Lession - #1466 AWS Lambda with CloudTrails


We can enable CloudTrail in our AWS account to get logs of API calls and related events history in our account. CloudTrail records all of the API access events as objects in our Amazon S3 bucket that we specify at the time we enable CloudTrail.

Because CloudTrail provides a record of our AWS API calls we can use this data to gain visibility into user activity, troubleshoot operational and security incidents.

We can take advantage of Amazon S3's bucket notification feature and direct Amazon S3 to publish object- created events to AWS Lambda.

Whenever CloudTrail writes logs to our S3 bucket, Amazon S3 can also invoke our Lambda function by passing the Amazon S3 object- created event as a parameter. The S3 event provides information, including the bucket name and key name of the log object that CloudTrail created.

Our Lambda function code can read the log object and process the access records logged by CloudTrail.

For illustration, we might write Lambda function code to notify us if specific API call was made in our account. In our sample, we enable CloudTrail so it can write access logs to our S3 bucket we configured. As for Lambda, S3 is the event source, and it publishes events( similar as object- created event>
to AWS Lambda and invokes our Lambda function.

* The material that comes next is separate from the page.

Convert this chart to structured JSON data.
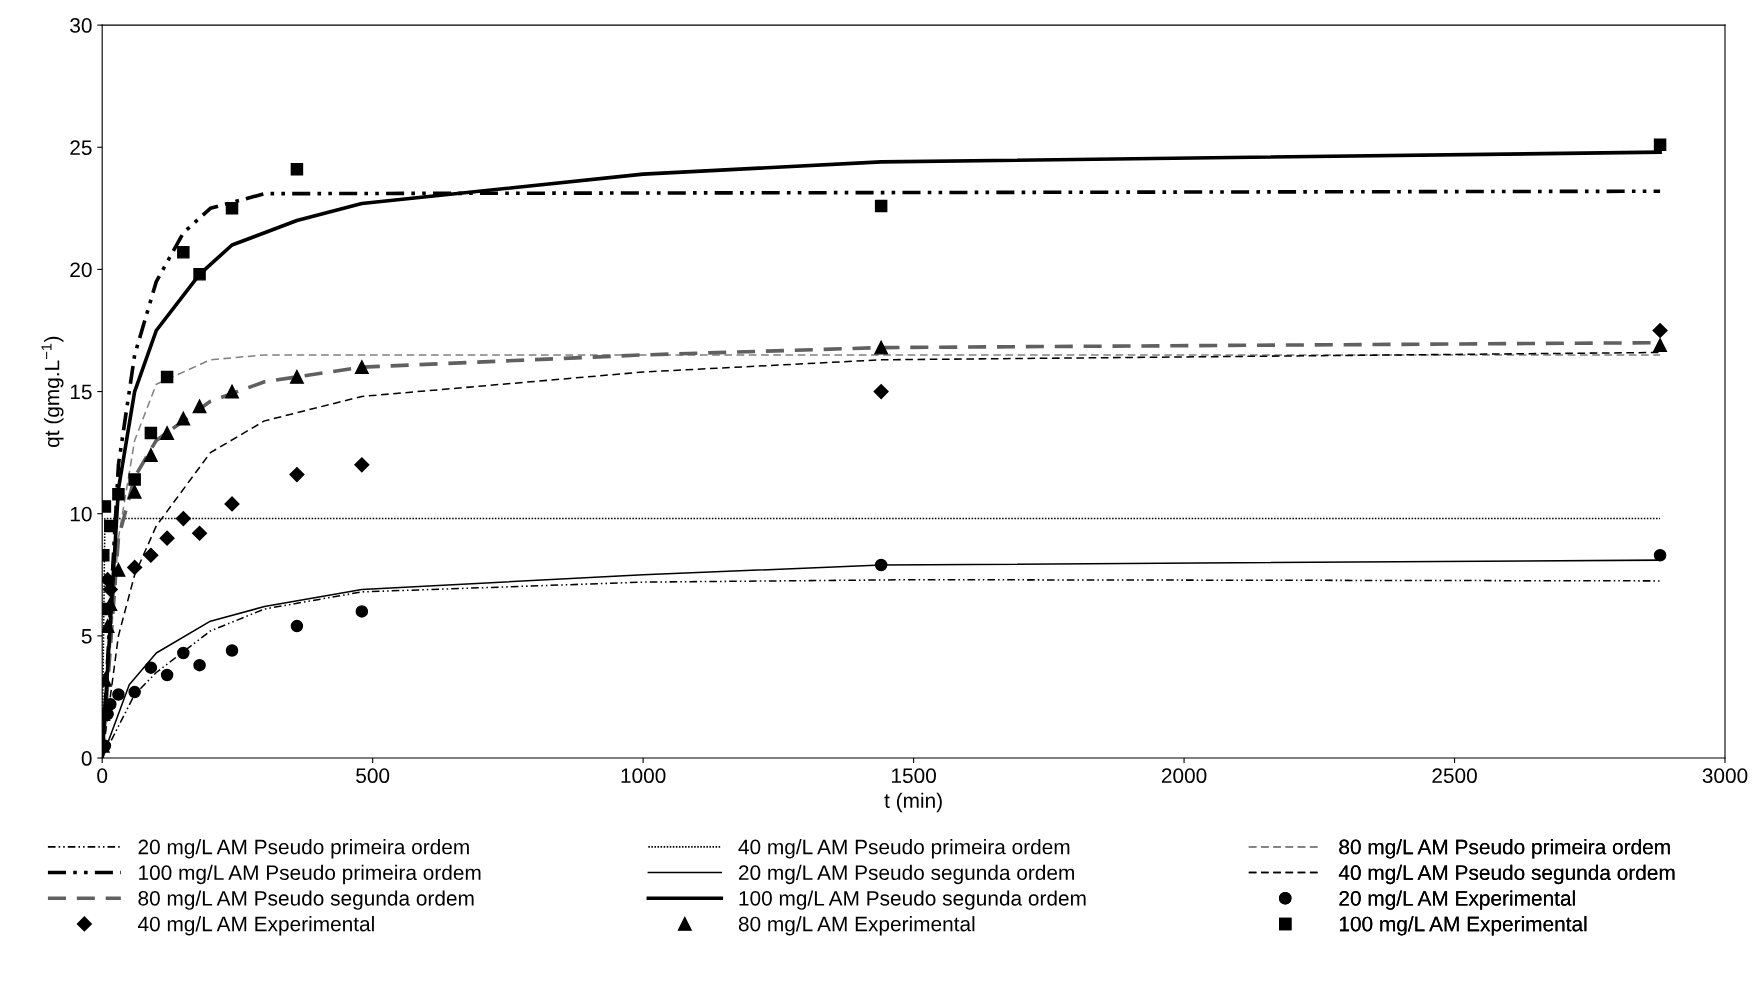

When S3 invokes our Lambda function, it passes an S3 event identifying, among other things, the bucket name and key name of the object that CloudTrail created. The Lambda function can read the log object, and it knows the API calls that were reported in the log.

Each object CloudTrail creates in our S3 bucket is a JSON object, with one or further event records. Each record, among other things, provides eventSource and eventName.

We need turne on AWS CloudTrail for our AWS account to maintain records( logs>
of AWS API calls made on our account.

Note that only a reagion where it's created is turned on!